Clinical Prevention I: Screening Programs Flashcards
- Define primary prevention, secondary, and tertiary:
Primary: preventing disease before it occurs (treating risk factors)
Secondary: think SCREENING and diagnosing the disease early, before it causes clinical symptoms
Tertiary: prevent complications of (and mortality from) diagnosed, clinical disease
- Define screening:
apply DIAGNOSTIC test to perfectly healthy patient to CATCH A DISEASE IN EARLY ASYMP STAGE
- Screening starts with ____; give some examples of this
diagnosis; history questions (domestic violence), PE findings (bruits in carotids and abdomen), lab tests (invasive test)
- Results of screening trigger
prevention interventions
- For treatment as a screening test characteristic think; for population oriented prevention think
NPV;
PPV
- Screening test characteristics can depend on
invasiveness of test, cost of test, seriousness of disease, values of patients/community
- What do screening programs encompass? What do they want to find?

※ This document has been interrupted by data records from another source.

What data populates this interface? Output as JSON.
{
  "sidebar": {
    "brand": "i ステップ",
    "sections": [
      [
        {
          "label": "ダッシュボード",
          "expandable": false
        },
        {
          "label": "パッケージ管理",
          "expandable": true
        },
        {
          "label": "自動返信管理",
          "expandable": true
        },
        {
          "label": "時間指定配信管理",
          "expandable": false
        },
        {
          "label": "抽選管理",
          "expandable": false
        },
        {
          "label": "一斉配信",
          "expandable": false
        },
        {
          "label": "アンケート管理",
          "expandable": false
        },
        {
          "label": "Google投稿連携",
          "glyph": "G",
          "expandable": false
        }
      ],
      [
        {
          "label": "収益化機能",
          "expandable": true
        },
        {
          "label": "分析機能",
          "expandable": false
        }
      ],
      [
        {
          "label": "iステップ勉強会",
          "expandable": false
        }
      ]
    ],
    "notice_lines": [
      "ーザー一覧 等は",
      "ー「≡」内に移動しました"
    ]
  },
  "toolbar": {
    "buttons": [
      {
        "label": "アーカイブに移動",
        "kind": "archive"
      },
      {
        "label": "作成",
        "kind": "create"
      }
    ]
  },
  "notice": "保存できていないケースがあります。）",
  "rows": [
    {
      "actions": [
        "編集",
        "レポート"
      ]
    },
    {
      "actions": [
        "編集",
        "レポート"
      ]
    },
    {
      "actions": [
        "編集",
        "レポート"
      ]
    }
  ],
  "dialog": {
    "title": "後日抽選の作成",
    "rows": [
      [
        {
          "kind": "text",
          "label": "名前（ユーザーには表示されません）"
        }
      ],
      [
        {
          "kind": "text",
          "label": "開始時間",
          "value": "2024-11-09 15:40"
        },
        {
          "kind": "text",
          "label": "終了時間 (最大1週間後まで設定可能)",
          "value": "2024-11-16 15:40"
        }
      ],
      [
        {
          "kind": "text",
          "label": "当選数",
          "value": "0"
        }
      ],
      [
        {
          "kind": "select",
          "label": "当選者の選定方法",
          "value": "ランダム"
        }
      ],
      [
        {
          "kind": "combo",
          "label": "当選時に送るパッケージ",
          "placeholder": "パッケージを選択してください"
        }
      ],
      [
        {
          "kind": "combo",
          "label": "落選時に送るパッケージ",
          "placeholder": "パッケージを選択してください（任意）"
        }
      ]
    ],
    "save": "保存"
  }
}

Test, confirmatory tests, treatment and follow-up for a disease;
EARLY, ASYMPTOMATIC disease and treat it to reduce morbidity and mortality later on
- What is the _____ criteria for screening programs?
FRAME;
- disease is important
- Test is accurate
- Disease has early, asymp phase
- Treatment exists
- Treatment effective
- Treating EARLY reduces morbidity and mortality
- An RCT
is the best evaluation of whether a screening program works (ie whether or not we should screen)
- List order on Screening and Prevention slide and where does screening test/treatment come in?
Pathological Onset, then disease symptoms, then DEATH: screening test and treatment ideally should come in before pathological onset and disease symptoms
- Primary prevention occurs during _____ phase, secondary and tertiary during which phases?
normal; preclinical; clinical!!
- Lead-time bias is
finding that someone has the disease (preclinical phase) through screening and diagnosis but could die at same time as someone who wasn’t screened and diagnosed early!!
Screening FALSELY appears to EXTEND LIFE
- Length time bias is; solution?
tends to overrepresent less aggressive disease (shorter lines indicate more aggressive and you might not catch these patients; instead, depending on your screening intervals, you might only catch less aggressive disease);
try to catch more aggressive disease somehow or screen more often!!
- Selection bias is
testing a screening test in those who agree to a screening test and comparing it to a population that did not get the test (would get more healthy people in volunteer group than non-volunteer group, affecting your INTERNAL VALIDITY; or worried-well people related to people with breast cancer, that could affect EXTERNAL VALIDITY)
- Overdiagnosis bias is
researchers evaluating a screening program and might be overzealous in diagnosing the disease and FALSELY concluding that the program is effective; THINK DCIS or DIABETES!!;
Think of that graph where you have 1000 people with clinical lung cancer and you have a certain 10-year survival rate, vs people with pseudodisease and survival rate being inflated!!!